Electrochemical Machning of Hard Alloys

          Recently, components made of hard alloys have been widely used in manufacturing rockets, engines and in the defense industry.

          The hard alloy components are sintered in molds at high temperatures and under high pressures using titanium carbide, tungsten carbide and other micropowders.

          The shape and surface relief of such components is determined by the sintering mold.

          Because of a high hardness of the material (the hardness is about Rockwell A 90 or even higher), no subsequent machining is practiced, except grinding.

Rather inefficient electric discharge machining is used in rare cases only.

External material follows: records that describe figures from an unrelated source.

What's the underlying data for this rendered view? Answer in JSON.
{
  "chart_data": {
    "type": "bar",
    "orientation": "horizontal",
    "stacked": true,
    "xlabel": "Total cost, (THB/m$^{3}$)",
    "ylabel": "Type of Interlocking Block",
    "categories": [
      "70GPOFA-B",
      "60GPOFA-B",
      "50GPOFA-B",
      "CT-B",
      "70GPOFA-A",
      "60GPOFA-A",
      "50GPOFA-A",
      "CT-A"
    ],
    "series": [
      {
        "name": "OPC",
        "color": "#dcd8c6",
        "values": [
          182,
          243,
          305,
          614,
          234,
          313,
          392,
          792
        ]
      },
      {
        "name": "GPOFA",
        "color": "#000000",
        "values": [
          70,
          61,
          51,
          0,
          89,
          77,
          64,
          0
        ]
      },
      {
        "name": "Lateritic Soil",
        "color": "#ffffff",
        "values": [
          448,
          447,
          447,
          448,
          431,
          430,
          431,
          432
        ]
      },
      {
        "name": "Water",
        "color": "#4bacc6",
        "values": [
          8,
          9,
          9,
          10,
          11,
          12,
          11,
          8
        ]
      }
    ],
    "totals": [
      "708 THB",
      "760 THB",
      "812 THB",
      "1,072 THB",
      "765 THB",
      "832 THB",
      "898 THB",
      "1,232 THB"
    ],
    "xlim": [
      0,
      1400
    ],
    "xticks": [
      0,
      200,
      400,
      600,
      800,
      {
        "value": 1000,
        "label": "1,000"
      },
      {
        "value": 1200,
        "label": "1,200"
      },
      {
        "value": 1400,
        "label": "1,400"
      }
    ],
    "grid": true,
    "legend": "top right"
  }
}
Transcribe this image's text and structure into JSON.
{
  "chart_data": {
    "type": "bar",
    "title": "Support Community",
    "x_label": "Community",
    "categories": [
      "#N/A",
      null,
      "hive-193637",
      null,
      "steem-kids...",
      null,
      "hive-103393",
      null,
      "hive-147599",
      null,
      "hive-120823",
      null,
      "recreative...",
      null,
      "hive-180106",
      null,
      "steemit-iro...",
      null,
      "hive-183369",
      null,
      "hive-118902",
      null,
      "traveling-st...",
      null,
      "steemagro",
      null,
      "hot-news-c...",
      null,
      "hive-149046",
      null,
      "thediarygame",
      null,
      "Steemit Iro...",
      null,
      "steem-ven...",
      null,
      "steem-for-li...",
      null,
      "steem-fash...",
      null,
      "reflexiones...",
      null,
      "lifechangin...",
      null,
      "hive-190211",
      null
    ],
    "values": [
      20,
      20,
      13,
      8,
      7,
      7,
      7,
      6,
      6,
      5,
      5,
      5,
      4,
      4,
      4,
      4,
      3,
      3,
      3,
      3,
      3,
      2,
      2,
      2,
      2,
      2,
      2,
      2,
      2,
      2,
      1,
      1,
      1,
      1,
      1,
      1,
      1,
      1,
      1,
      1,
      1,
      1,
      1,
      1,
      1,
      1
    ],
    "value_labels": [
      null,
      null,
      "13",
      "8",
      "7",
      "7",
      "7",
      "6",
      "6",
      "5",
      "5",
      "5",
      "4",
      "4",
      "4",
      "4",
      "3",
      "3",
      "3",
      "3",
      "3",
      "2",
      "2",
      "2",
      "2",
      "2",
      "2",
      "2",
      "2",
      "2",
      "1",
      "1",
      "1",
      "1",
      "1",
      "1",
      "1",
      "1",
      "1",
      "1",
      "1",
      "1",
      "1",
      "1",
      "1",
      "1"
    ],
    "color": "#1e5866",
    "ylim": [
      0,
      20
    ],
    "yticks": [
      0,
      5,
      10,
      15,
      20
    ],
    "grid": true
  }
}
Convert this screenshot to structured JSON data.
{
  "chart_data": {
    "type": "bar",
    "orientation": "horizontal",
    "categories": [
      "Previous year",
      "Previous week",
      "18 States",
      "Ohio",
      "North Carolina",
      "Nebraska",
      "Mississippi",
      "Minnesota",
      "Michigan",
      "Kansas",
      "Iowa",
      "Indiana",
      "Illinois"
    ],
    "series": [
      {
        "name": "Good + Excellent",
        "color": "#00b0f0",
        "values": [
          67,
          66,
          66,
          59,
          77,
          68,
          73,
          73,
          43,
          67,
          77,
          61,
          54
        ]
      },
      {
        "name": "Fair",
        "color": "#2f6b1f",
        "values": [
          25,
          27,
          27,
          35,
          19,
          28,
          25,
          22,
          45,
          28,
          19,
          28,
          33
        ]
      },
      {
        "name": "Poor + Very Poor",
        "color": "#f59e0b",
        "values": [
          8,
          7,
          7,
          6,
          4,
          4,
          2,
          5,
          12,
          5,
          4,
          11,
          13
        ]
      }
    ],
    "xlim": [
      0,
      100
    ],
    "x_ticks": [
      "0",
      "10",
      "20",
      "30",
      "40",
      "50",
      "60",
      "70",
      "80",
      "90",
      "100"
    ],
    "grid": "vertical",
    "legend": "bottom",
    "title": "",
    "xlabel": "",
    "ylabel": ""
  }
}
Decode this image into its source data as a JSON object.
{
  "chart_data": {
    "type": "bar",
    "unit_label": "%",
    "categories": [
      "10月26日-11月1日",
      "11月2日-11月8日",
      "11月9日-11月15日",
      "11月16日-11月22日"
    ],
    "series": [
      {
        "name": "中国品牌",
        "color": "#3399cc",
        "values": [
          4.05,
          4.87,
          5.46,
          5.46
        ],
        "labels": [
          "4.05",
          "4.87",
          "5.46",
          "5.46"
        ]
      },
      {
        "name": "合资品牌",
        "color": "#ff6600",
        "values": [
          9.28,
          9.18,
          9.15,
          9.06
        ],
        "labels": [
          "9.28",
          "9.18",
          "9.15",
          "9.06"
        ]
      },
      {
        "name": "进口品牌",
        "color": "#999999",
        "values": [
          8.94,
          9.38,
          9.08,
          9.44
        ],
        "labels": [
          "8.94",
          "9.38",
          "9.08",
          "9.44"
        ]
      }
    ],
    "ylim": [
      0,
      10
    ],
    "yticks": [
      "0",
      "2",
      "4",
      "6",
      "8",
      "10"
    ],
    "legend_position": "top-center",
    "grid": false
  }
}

          At the same time, there is a need for machining such components after sintering because in many cases a mold does not allow obtaining the required finished surface.

If such technology existed, the design of hard alloy components could be perfected, and thereby the general parameters of products could be improved.

          We have developed an electrochemical machining technology for hard alloy components.

          The technology allows machining shaped surfaces, shaped holes, slots, grooves, apertures, pockets and undercuts.

          The machining accuracy is up to the 7th quality, and the machined surface roughness height is 1 to 5 microns.

          The rate of electrode immersion into hard alloy (i.e., the rate of hard alloy dissolution) is 0.1 to 1 mm/min which value is two orders of magnitude higher than that for electric discharge machining.

          Thus, it is the first industrial technology that allows machining hard alloy components to a high precision and at a high production rate.